Takashi Sakamoto wrote:
On Nov 26 2014 06:52, Clemens Ladisch wrote:
There are several devices that expect to receive MIDI data only in the first eight data blocks of a packet. If the driver restricts the data rate to the allowed rate (as mandated by the specification, but not yet implemented by this driver), this happens naturally. Therefore, there is no reason to ever try to use more data packets with any device.
Signed-off-by: Clemens Ladisch clemens@ladisch.de
sound/firewire/amdtp.c | 10 +++++++--- sound/firewire/amdtp.h | 3 --- sound/firewire/bebob/bebob_stream.c | 7 ------- sound/firewire/fireworks/fireworks_stream.c | 5 ----- 4 files changed, 7 insertions(+), 18 deletions(-)
Can I ask your opinion about applying this patch to devices with non-blocking mode? At least, your comment of this patch is for blocking mode (the fixed number of data blocks in a packet).
This patch does not assume that there is a fixed number of data blocks.

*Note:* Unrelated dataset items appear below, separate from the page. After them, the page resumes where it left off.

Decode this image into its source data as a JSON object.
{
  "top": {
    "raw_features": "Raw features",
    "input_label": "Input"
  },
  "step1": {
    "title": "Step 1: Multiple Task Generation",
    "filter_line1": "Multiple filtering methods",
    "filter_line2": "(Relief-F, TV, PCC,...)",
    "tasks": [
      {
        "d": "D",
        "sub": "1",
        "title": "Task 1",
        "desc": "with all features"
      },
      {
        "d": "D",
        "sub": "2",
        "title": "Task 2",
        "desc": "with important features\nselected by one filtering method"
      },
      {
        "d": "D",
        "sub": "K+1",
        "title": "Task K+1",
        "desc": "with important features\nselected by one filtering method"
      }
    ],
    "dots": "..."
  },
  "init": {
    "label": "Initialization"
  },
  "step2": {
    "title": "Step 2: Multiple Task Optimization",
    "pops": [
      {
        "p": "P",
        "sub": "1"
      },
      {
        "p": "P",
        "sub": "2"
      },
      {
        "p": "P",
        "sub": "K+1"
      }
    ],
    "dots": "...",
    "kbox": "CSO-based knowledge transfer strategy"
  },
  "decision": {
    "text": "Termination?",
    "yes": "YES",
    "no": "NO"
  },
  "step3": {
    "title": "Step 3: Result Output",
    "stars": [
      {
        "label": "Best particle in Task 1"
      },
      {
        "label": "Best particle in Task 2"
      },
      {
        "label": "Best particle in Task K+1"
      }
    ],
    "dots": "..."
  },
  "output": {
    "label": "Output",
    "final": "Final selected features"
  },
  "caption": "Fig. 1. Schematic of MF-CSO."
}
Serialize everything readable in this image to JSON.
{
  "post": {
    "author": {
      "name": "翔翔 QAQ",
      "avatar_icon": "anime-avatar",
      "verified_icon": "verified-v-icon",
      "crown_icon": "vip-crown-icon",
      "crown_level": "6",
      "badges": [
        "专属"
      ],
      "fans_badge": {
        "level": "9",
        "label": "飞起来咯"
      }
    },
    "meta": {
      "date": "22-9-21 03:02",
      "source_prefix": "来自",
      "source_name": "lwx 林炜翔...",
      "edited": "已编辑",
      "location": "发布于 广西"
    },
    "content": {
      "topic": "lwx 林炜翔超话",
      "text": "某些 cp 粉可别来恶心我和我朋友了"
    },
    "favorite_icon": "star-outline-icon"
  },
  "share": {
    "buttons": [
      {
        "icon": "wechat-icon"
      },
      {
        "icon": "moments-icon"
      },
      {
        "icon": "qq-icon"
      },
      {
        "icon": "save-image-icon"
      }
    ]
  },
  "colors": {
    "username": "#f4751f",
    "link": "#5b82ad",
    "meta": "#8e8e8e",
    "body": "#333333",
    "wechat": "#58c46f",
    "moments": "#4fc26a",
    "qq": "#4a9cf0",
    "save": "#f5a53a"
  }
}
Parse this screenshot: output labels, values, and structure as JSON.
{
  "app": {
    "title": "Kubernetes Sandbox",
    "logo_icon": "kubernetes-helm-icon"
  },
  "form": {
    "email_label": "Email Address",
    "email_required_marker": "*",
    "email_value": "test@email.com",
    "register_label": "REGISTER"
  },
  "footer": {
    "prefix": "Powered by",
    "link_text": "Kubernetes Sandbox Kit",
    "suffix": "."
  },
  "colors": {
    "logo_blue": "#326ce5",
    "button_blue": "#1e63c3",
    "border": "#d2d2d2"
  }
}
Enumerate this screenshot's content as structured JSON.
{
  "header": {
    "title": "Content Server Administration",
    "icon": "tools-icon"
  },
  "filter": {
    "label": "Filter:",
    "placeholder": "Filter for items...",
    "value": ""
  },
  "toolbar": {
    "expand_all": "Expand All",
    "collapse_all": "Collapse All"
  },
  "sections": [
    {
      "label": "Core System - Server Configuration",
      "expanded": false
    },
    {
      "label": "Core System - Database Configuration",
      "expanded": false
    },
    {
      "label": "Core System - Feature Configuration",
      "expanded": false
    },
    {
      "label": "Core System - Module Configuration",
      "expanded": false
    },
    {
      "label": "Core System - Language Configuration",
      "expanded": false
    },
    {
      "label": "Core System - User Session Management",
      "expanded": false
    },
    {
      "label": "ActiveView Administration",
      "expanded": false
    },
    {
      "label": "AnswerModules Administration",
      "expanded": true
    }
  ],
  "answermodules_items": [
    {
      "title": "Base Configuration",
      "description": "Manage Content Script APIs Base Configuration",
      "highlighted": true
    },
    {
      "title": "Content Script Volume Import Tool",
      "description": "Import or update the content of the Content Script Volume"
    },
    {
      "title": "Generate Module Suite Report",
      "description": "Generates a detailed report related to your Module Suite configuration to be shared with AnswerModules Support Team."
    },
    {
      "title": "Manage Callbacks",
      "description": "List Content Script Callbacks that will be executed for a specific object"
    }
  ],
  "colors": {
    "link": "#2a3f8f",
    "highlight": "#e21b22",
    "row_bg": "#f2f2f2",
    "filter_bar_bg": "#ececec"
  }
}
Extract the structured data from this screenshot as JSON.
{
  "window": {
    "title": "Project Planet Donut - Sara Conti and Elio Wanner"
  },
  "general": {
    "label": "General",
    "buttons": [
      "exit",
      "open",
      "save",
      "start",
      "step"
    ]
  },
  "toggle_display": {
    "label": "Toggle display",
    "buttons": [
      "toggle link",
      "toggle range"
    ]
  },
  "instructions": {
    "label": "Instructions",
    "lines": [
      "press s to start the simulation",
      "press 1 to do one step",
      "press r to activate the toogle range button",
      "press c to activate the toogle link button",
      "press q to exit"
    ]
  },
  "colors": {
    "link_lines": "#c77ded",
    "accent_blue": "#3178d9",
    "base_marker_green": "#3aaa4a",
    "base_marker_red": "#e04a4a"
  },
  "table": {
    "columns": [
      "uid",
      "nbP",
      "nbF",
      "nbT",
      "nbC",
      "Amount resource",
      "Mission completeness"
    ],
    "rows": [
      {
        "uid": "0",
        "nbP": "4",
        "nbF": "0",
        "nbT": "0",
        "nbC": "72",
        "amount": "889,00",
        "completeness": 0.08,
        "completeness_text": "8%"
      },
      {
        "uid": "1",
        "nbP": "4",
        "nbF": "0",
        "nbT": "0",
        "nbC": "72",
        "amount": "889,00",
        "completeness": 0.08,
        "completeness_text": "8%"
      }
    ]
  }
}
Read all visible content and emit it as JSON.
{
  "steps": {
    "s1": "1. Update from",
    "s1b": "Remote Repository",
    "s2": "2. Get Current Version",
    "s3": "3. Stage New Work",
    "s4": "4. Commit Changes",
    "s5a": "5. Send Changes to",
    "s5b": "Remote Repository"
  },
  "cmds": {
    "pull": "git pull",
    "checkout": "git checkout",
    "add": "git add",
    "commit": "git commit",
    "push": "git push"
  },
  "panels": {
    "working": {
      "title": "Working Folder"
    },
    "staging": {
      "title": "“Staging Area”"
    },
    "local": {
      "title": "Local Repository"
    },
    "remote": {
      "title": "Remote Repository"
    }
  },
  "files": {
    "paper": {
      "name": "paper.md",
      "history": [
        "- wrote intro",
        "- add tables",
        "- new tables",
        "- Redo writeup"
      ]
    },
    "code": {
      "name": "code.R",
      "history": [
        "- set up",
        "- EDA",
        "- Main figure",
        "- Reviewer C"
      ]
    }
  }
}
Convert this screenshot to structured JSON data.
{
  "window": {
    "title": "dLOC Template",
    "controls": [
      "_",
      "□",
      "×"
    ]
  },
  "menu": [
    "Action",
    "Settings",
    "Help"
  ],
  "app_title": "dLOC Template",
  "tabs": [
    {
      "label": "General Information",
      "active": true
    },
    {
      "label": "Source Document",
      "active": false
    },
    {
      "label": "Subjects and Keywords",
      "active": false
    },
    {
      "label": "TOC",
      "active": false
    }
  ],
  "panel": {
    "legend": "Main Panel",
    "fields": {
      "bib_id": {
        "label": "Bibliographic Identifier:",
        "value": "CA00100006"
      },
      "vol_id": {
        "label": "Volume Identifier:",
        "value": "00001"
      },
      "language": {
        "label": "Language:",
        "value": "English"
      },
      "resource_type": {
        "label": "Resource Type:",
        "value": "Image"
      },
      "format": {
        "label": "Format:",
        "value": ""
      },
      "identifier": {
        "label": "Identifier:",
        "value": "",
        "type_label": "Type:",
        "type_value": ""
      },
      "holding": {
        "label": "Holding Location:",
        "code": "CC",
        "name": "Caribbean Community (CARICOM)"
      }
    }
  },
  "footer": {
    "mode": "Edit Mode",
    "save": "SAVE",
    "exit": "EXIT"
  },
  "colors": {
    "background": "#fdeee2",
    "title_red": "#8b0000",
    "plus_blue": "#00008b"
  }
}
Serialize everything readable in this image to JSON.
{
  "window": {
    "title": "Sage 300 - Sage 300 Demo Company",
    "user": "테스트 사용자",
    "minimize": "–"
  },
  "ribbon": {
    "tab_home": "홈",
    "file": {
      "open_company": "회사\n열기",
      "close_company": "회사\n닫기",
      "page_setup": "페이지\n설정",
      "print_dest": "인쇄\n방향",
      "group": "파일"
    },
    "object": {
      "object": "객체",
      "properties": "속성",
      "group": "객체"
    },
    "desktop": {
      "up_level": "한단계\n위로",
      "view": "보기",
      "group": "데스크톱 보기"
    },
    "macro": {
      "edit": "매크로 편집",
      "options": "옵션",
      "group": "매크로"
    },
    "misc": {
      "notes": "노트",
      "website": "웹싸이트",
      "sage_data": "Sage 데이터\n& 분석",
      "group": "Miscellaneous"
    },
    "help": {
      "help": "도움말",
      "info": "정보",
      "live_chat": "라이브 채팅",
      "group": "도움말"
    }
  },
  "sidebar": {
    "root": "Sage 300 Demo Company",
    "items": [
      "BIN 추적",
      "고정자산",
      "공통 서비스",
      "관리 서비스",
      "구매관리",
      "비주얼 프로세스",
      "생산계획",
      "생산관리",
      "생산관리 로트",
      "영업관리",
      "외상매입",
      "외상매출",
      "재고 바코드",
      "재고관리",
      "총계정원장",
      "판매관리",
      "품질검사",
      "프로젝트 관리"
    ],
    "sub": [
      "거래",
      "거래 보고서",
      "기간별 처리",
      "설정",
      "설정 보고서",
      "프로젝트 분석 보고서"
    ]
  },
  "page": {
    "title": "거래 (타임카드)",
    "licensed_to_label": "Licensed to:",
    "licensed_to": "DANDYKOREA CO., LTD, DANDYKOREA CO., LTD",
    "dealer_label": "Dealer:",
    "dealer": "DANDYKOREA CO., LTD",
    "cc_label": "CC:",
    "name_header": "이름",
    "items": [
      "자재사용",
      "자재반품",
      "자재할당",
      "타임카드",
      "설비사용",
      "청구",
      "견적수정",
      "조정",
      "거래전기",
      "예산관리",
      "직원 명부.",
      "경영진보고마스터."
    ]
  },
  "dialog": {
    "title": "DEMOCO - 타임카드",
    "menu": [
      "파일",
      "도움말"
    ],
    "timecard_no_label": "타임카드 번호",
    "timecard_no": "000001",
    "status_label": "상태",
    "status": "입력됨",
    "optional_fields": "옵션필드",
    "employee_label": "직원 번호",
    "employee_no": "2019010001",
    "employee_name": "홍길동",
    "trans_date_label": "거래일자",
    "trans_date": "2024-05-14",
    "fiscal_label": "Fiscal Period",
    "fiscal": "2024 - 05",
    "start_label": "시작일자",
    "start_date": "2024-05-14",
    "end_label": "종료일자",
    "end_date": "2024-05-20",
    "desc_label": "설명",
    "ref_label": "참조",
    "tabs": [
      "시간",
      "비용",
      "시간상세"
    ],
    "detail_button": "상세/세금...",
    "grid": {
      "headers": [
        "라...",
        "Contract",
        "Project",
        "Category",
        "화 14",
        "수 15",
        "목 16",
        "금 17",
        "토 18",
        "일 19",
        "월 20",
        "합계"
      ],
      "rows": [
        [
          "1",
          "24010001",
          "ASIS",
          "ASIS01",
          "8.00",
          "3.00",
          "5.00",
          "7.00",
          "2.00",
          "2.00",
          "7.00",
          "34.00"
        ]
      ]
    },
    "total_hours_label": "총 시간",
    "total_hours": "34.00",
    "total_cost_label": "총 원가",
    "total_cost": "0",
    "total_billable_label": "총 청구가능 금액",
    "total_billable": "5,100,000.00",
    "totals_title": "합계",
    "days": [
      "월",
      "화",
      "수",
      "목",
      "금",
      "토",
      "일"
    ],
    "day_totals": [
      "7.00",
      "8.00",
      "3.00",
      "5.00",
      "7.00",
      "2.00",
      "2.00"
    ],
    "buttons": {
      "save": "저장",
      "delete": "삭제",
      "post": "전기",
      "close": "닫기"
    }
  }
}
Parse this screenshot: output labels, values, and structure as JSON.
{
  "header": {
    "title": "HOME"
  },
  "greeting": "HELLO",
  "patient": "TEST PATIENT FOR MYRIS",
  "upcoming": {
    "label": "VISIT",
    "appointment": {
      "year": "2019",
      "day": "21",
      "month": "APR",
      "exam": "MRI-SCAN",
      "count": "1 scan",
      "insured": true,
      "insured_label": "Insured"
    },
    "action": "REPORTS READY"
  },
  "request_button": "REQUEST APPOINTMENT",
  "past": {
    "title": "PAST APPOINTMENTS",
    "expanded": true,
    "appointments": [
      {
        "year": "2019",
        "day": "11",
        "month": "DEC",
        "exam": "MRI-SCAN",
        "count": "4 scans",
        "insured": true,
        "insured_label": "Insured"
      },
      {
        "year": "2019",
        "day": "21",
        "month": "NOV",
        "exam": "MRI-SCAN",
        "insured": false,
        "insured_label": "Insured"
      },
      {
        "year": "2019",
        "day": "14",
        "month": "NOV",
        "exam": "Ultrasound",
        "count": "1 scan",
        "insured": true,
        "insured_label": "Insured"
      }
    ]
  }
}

It does not matter whether a stream is (non-)blocking: eight data blocks per packet (i.e., one MIDI byte per MPX-MIDI data channel per packet) is always enough for MIDI. Even at 32 kHz, there are about 4000 packets per seconds in blocking mode. In non-blocking mode, the packets are smaller (so not ecery MPX-MIDI data channels gets sent in every packet), but there are exactly 8000 packets per second, so the overall number of samples (= data blocks) does not change.